1944 yılında Sovyet rejimi tarafından gerçekleştirilen büyük insanlık suçu olan Kırım Tatar Sürgünü’nün 81. yıl dönümünde, Ankara Ulus Meydanı’nda düzenlenen törende acılar tazelenirken, Rusya’nın günümüzdeki işgalci politikalarına da sert tepkiler verildi. Etkinlikte, hem tarihsel hafıza diri tutuldu hem de Ukrayna’nın bağımsızlık mücadelesine destek vurgusu ön plandaydı.
Kırım Türkleri Kültür ve Yardımlaşma Derneği’nin öncülüğünde düzenlenen törende, Türkiye, Ukrayna ve Kırım bayrakları birlikte dalgalandı. Katılımcılar, “Millet, Vatan, Kırım” ve “Sürgünü Unutmadık” yazılı dövizler taşıdı. Saygı duruşu ve İstiklal Marşı’nın ardından Ukrayna ve Kırım milli marşları okundu. Sürgünde hayatını kaybeden on binlerce insan için dualar edildi.
Dernek Genel Başkanı Mükremin Şahin, törende yaptığı konuşmada, Kırım Tatar halkının 1944’te Stalin tarafından Orta Asya’ya sürgün edilerek toplu bir soykırıma maruz bırakıldığını ifade etti. Şahin, “23 yıllık Ukrayna yönetimi döneminde Kırım Tatarları yeniden varlık kazanmaya başladı. Ancak 2014’te Rusya’nın gerçekleştirdiği yasadışı ilhakla tüm kazanımlarımız gasp edildi. Rusya, Kırım’da hukuku, özgürlüğü ve insan haklarını tamamen yok saymaktadır” dedi.
18 Mayıs 1944’te başlatılan sürgünde, yaklaşık 250 bin Kırım Tatarı hayvan vagonlarına doldurularak Orta Asya’ya gönderildi. Açlık, hastalık ve ağır iklim koşulları yüzünden binlerce insan daha yolda hayatını kaybetti. Bu trajedi, Sovyet rejiminin etnik temizlik politikalarının en karanlık örneklerinden biri olarak kayda geçti.

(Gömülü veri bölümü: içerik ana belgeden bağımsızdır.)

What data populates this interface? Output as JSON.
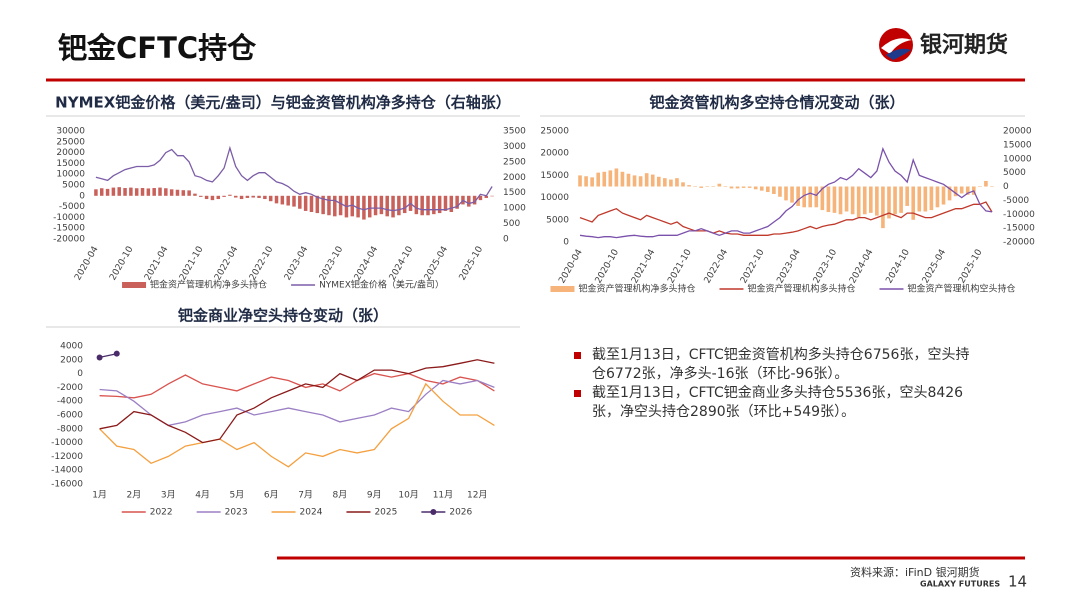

Bugün ise Kırım Tatarları, 2014 yılında Rusya’nın Kırım’ı işgalinden bu yana tekrar ağır baskı altındadır. Kırım’daki birçok Tatar aktivist keyfi şekilde tutuklanmakta, sivil toplum kuruluşları kapatılmakta, ifade özgürlüğü ortadan kaldırılmaktadır. Rus işgaline karşı çıkan Kırım Tatar Milli Meclisi yasaklanmış, birçok lider ya sürgüne gönderilmiş ya da hapse atılmıştır.
Ankara’daki anma töreninde, Ukrayna’nın bağımsızlığına ve toprak bütünlüğüne tam destek mesajı verildi. Katılımcılar, hem Rusya’nın yayılmacı politikalarını kınadı hem de uluslararası toplumu Kırım’daki hak ihlallerine karşı daha duyarlı olmaya çağırdı.
Kırım Tatarlarının mücadelesi, sadece kendi kimliklerini ve topraklarını koruma çabası değil, aynı zamanda Ukrayna halkının özgürlük ve egemenlik iradesine duyulan ortak inancın da sembolüdür. Bu tarihsel direniş, Rusya’nın emperyal heveslerine karşı insanlık onurunun sarsılmaz duruşunu temsil etmektedir.